Four types of weighting are allowed:
OFF (default) |
All the sequence weights are equal to 1 |
Felsenstein |
The method is suggested by Felsenstein (1985) and its calculation is based on evolutionary tree data. If you these data are avaliable, this weighting scheme is recommended |
Vingron & Argos |
The method suggested by Vingron and Argos (1985) |
User defined |
The weight coefficients are introduced by the user |
For Felsenstein weighting. In this field a user should input the phylogenetic tree in (*.ph) format. This format is supported by many tree-inferring packages, such as CLUSTALW, Phylip,Treecon, etc. If you use the tree, be sure of correspondence between sequence identificators in sequence data and in tree data. In the case of mismatch the CRASP program exits with an error. However, the CRASP package allows for the sequence ID in sequence data to be longer than in tree format, for example, AP1_CHICK_156 (sequence input) and AP1_CHICK (tree input). One can see an example of input data for this weighting scheme
For user defined weighting. In this field, the values for each sequence should be represented in a separate line (default format). However, these weights can be introduced in a free format. In the latter case, a user should define separator-symbols (several symbols are allowed, for example: ;,: ). These symbols should be specified at Separator field.
Output parameters
Calculated matrix could be represented as one of the following:
ASCII text file (default) |
ASCII text file (with HTML header) |
HTML table |
HTML-table |
Matrix color diagram |
Color diagram for matrix elements in GIF-format |
Significant pairs |
Color diagram for statistically significant correlation coefficients in GIF-format (not defined for covariation matrix) |
This parameter allows to select threshold for representation of highly correlated pairs of protein positions.
Optional parameters
Clustering highly correlated positions
This parameter allows to view correlation coefficients for positions forming significant clusters. If this check-box is clicked, then the correlation matrix is shown in additional diagram in rearranged form, so that to make clustered positions closely situated in correlation matrix.

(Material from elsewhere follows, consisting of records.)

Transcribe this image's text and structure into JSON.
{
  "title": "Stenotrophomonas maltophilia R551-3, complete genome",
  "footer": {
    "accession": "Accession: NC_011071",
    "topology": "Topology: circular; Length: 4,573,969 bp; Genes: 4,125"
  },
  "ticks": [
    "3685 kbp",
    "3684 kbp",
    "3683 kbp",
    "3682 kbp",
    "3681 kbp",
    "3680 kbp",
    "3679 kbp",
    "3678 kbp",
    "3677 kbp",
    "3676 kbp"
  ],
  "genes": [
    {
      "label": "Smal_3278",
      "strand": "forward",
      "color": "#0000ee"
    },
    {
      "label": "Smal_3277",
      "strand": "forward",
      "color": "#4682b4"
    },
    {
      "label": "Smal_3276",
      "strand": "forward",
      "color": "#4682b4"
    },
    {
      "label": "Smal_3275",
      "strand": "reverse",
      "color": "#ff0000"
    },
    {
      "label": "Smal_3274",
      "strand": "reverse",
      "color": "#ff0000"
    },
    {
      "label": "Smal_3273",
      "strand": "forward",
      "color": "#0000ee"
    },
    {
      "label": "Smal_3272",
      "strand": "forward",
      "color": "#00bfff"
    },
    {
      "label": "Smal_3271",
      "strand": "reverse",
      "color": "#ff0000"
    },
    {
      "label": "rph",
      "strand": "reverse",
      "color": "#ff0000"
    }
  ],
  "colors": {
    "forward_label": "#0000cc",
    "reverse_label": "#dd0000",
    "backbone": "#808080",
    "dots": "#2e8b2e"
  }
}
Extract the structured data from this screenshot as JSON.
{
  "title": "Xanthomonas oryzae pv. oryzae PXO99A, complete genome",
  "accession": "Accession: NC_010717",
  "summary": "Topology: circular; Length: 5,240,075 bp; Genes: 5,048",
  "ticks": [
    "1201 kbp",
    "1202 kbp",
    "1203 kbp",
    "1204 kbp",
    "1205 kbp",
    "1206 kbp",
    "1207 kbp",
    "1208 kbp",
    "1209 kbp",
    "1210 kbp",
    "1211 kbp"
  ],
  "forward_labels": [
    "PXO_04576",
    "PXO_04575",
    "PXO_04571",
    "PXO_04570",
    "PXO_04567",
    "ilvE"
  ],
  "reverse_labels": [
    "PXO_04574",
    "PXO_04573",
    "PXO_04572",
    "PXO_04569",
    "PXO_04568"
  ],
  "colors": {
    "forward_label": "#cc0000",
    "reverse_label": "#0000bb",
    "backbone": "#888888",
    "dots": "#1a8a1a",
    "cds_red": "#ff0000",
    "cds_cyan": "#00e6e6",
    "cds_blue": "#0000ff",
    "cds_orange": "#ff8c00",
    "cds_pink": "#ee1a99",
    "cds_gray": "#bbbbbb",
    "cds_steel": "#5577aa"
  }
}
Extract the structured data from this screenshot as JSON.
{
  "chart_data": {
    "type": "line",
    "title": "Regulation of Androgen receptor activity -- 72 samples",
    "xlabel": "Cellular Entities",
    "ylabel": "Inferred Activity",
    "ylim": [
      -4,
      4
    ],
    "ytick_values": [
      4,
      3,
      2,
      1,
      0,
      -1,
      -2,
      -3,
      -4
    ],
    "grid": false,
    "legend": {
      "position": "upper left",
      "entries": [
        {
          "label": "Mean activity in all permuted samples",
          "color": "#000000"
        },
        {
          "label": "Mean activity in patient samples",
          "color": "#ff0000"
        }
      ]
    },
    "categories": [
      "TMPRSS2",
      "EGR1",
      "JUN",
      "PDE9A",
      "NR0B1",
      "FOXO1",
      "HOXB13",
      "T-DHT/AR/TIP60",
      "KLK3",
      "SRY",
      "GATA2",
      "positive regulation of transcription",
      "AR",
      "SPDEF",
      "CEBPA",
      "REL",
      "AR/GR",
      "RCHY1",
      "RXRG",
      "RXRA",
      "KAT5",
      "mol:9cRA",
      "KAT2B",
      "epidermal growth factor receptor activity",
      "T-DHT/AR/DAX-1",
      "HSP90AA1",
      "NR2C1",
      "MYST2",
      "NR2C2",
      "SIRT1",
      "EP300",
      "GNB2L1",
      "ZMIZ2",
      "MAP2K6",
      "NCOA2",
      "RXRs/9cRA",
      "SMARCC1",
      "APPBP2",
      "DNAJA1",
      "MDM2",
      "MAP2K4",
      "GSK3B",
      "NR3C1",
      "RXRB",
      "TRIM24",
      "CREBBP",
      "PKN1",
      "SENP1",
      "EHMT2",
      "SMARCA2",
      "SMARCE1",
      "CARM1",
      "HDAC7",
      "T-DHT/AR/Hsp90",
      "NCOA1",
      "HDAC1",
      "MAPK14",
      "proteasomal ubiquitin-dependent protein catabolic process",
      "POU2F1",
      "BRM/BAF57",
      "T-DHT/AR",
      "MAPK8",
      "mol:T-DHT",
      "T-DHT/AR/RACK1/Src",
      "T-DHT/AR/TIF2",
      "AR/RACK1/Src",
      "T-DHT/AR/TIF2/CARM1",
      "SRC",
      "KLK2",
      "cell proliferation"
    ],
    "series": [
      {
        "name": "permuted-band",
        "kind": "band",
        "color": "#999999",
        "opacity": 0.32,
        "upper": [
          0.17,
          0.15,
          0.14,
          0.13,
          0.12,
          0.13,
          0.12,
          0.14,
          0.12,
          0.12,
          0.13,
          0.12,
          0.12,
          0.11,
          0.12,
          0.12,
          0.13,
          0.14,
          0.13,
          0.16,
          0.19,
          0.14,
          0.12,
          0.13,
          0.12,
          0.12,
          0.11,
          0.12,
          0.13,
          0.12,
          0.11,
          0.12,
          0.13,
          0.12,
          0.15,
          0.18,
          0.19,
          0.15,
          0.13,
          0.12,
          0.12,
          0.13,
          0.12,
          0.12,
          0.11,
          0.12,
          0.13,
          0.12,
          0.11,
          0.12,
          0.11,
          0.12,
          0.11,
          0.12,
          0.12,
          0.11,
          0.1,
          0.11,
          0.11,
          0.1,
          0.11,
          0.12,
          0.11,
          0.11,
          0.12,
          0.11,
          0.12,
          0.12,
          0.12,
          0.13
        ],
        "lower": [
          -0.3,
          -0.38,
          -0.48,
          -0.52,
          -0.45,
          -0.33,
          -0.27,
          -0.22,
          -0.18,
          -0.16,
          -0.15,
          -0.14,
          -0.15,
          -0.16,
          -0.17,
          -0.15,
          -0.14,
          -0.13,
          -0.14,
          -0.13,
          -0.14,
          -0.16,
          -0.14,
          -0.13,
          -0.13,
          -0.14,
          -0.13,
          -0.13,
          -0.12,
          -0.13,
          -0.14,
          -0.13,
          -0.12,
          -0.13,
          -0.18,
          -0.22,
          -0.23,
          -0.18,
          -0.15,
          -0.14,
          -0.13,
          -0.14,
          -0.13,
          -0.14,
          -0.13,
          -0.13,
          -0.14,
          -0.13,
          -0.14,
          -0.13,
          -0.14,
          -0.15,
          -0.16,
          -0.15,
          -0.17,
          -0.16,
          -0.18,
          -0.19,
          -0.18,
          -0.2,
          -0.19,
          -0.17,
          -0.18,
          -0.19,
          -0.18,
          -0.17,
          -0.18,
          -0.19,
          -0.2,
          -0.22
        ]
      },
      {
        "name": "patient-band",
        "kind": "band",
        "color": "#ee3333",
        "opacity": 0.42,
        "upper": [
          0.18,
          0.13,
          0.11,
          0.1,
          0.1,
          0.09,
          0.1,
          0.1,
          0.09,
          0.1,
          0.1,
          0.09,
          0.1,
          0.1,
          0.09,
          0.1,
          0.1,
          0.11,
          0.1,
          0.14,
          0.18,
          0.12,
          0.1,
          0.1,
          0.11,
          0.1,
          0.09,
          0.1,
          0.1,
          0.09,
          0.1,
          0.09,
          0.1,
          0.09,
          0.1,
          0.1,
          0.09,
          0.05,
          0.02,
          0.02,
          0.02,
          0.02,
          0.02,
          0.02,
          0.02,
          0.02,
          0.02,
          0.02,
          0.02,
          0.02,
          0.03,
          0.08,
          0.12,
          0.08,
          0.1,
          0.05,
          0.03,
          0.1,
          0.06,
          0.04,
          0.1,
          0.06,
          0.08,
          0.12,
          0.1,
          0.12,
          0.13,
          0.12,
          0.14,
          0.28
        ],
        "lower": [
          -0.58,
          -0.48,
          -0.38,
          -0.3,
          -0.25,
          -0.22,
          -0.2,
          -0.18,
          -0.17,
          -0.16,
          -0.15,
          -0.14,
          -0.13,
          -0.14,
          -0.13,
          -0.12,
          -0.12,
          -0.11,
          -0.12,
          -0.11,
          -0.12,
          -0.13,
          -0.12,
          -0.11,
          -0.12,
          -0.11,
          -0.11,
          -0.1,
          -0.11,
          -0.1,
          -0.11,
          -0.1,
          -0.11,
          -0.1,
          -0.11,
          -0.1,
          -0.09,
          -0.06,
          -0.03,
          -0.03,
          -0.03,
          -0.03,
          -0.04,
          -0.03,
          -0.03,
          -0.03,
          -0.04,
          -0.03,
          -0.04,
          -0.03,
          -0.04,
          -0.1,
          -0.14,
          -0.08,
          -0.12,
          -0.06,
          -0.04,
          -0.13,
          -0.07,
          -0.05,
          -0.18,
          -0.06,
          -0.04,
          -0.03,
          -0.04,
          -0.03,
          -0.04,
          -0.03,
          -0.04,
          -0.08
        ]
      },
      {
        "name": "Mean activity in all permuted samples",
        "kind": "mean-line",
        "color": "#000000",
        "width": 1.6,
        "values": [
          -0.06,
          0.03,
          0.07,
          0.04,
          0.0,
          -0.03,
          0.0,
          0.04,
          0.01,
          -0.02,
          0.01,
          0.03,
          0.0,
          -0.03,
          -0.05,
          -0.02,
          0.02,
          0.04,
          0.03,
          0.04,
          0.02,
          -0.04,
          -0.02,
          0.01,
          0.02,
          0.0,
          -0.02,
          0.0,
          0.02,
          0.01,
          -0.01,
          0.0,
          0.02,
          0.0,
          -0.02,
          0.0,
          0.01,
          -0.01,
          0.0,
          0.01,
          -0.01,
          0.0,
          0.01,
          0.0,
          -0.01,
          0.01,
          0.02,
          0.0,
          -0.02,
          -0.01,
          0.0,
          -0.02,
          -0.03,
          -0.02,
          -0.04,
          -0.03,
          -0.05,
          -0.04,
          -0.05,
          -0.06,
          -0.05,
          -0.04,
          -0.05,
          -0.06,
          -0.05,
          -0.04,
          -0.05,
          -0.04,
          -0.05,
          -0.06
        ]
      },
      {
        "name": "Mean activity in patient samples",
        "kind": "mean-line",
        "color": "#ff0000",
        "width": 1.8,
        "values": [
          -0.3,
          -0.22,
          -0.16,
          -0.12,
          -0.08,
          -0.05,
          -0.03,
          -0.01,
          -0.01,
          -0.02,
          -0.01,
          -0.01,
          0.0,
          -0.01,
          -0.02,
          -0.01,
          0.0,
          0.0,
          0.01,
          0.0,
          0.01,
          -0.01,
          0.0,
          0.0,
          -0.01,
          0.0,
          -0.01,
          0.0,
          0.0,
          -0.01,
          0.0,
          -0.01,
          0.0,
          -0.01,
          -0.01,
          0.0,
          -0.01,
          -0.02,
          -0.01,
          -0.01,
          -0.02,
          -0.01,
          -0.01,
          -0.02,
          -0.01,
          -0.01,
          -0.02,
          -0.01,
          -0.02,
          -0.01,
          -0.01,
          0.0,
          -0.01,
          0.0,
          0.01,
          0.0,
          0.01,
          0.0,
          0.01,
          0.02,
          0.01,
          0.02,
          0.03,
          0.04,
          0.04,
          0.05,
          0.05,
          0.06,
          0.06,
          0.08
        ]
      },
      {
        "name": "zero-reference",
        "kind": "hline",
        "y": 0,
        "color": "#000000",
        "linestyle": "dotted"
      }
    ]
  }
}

This parameter specifies cut-off value for correlation coefficient to separate clusters of correlated positions. If the value is 0.0, then the program uses critical value of the correlation coefficient as the cut-off value.
Detecting of martrix regions with high density of correlated pairs
This partameter specifies the window size which is nessesary to locate regions of high correlation value density. If it is set to 0.0, no output will be performed.
This parameter specifies at which threshold correlation coefficient will be considered significant. If the value is set to 0.0, then the program uses critical value of the critical value of the correlation coefficient as threshold value.
Choose the sign of significant correlation to accout. Select positive, negative, or both types of correlations.
Hight correlation dencity significance level
This value specifies significance level of occurrence of highly correlated pairs in a region of correlation matrix, i.e., it specifies the significance level, at which the density of high correlation exceeds the value expected at random.